The keen among you have probably thought to yourselves, “Wait, if they are three kilometers from Egypt and Gaza, aren’t they in the desert? How could a moshav possibly be successful in the desert? You can’t grow crops in the sand!” This is a prime example of Israelis finding a way to make the seemingly impossible, possible. How did they do it? Surface drip irrigation, an Israeli take on classical drip irrigation that allows for the incredibly successful growth of vegetable crops in non-fertile environments like the desert. The technology was first prototyped in 1959, but was more fully developed and implemented a couple decades later. This allows the moshav to grow an abundance of beautifully fresh cucumbers, tomatoes, carrots, etc. so much so in fact, the area leads Israel in the quantity of vegetable crops grown.

Tomato plants

During our visit, we were shown around the moshav and educated on how they combined the surface drip irrigation system with fine mesh greenhouses and bees to make the best environment for these crops to grow. The fine mesh serves two purposes; to keep parasites out of the area and away from the crops as well as to keep the bees in. The bees are present to pollinate all of the crops, otherwise all of the other efforts would be for naught. Side note: the bees don’t sting!

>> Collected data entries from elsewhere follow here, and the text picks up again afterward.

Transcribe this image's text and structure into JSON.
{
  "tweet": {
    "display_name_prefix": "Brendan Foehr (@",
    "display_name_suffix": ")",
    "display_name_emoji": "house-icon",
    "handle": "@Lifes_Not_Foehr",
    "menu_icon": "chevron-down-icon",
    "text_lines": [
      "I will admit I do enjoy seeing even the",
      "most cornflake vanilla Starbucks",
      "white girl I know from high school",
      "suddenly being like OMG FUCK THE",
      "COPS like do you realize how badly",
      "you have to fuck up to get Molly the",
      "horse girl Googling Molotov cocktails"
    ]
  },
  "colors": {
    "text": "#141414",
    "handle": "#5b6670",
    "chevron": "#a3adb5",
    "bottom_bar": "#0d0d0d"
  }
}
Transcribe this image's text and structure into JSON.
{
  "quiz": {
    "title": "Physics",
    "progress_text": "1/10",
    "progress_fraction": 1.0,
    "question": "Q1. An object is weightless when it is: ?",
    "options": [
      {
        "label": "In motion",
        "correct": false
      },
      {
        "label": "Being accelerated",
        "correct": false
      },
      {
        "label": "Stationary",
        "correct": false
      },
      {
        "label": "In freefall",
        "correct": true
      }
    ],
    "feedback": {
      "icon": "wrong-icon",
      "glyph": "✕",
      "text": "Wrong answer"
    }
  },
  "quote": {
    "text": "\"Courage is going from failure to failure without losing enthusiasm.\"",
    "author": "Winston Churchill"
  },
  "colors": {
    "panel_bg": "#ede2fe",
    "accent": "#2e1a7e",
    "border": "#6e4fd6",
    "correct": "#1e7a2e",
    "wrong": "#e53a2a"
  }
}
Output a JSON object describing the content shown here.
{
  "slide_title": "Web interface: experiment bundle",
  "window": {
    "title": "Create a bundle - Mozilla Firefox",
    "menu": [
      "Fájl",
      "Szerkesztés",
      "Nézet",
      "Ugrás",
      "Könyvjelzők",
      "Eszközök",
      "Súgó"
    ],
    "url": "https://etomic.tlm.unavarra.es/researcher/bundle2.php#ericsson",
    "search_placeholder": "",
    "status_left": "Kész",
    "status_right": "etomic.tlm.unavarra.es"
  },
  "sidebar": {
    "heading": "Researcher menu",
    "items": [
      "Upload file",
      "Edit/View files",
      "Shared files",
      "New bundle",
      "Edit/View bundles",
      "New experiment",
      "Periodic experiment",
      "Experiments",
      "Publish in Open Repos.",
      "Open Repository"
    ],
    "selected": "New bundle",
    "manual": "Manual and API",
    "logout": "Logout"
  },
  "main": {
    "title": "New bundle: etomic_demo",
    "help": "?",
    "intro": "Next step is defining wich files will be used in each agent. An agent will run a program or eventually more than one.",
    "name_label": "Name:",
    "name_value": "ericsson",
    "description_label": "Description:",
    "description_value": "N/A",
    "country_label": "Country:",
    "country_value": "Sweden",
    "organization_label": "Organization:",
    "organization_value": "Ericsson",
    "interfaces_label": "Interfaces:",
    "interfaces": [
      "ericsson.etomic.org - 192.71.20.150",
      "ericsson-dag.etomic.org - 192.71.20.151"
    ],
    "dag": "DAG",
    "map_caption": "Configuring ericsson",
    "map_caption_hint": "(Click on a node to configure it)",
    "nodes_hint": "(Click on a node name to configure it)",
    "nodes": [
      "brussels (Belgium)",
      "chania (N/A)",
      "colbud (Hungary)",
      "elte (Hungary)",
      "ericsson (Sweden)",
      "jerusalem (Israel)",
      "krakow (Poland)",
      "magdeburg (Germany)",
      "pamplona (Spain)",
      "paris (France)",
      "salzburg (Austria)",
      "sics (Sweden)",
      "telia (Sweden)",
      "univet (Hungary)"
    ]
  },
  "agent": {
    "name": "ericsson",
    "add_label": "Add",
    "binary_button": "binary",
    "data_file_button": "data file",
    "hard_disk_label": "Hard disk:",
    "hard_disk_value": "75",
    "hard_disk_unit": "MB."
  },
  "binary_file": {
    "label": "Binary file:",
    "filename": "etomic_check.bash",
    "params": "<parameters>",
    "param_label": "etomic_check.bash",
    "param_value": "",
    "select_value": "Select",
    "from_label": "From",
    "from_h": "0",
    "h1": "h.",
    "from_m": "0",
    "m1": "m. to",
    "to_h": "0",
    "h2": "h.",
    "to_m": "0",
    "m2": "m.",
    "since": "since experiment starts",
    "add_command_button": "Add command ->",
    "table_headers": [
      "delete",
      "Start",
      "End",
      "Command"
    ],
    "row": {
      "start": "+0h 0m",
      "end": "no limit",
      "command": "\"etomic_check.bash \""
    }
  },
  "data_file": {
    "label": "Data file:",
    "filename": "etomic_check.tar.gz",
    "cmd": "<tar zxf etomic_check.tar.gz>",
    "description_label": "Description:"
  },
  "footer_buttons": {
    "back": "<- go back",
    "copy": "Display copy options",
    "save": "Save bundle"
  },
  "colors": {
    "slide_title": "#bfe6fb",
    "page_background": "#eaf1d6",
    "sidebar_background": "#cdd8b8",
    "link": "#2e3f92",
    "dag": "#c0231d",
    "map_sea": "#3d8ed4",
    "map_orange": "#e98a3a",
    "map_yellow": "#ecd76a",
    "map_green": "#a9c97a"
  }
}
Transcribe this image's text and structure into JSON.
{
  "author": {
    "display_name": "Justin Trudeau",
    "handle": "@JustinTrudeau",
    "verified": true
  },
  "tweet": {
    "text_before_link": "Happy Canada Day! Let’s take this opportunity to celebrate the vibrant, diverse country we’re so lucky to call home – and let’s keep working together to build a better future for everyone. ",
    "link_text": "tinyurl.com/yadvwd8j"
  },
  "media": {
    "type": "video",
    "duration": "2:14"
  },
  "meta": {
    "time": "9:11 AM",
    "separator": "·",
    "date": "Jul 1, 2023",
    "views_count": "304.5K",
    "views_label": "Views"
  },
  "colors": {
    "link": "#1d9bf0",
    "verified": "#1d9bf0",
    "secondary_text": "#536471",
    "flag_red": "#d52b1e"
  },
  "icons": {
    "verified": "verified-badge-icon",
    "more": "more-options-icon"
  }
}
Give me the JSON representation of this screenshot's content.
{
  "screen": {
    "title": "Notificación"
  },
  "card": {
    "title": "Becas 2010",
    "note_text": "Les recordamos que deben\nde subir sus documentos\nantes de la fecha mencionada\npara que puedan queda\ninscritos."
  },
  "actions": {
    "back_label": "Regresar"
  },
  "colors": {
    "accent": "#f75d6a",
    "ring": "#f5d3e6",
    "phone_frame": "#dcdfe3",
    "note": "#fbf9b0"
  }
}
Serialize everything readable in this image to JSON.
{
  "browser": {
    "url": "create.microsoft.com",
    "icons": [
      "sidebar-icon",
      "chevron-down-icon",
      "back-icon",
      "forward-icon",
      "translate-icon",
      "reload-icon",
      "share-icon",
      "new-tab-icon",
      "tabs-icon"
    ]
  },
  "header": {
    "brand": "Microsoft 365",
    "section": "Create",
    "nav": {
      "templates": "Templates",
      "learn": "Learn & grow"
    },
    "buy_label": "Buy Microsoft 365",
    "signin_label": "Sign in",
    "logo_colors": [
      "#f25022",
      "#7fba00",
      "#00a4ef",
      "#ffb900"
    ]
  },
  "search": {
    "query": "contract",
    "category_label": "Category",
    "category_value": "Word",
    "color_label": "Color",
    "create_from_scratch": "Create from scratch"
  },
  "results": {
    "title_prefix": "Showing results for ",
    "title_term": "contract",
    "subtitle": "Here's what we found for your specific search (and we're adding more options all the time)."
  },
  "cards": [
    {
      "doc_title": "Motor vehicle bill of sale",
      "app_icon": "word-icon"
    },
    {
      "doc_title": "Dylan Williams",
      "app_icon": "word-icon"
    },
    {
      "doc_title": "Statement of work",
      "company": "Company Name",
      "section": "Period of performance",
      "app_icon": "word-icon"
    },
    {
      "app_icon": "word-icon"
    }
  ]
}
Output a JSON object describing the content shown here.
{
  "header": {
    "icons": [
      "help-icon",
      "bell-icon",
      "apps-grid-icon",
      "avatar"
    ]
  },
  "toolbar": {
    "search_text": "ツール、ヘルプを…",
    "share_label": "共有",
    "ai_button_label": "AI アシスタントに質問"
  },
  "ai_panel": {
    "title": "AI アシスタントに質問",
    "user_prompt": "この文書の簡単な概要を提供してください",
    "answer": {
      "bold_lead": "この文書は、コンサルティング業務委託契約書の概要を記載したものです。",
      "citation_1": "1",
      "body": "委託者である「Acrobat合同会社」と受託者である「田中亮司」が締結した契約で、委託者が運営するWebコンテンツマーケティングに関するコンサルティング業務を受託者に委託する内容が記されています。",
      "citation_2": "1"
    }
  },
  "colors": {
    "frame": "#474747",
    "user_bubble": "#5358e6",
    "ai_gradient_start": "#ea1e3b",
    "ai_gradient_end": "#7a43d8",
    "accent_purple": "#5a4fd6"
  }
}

Tziporah and Michael enjoying fresh cucumbers

Finally, the owner of the farm, Uri Alon, explained to us that out of all of the struggles the moshav has to overcome, parasites, the desert heat and sand, and the lack of water, the biggest struggle that the moshav faces is rockets from Gaza. The unfortunate reality of those who live within a seven kilometer radius of the Gaza border is that rockets can rain from the sky at any point in time. The scariest part is from the moment the rocket is launched, there is a five second window to get to cover or pray the rocket won’t hit you, your family, or your friends. How dreadful. Fortunately with the implementation of the iron dome in 2011 and its technological advancements since, the rockets are mostly countered in the air by more sophisticated Israeli missiles, drastically decreasing the amount of rockets that hit the ground and the amount of lives lost to those rockets.

Hamas’ Rockets v. Israel’s Iron Dome Missles

We rounded off this trip with a visit to “Path to Peace” and the easternmost point of the Gaza wall. In the company of “Path to Peace”, we were told about life in the area before and after the Iron Dome, some of the perspectives of those who live there, and the common sentiment shared; the desire for peace. Tsameret Zamir, the founder of Path to Peace aims to make the sentiment known by sharing her experiences as well as decorating the wall with pro-peace messages in Hebrew, Arabic, and English. Although the conflict is complex and no one has a clear cut answer, it’s clear that the desire for peace is ever present and strong.

“Peace” painted on the Gaza wall with wishes and prayers adhered to it

Food Corner:

On a substantially lighter note, it’s time to cover some good food!

Shabtai Hayafe

One of my favorite “styles” of eating is called meze, which simply put is a multitude of small plates, typically including hummus, babaganoush, tahini, tabbouleh, olives, pickled vegetables, etc., served with pita bread. Shabtai Hayafe in Jaffa delivers just that for a reasonable price, with the added bonus that it’s all you can eat. Typically meze isn’t all you can eat, but the prices per plate are usually low so you can pick and choose what you want and how much you want. It’s a very enjoyable style of eating as it provides a lot of flavor variety as well as a light and healthy dining experience, so you feel amazing afterwards (nobody likes to feel bloated after a meal).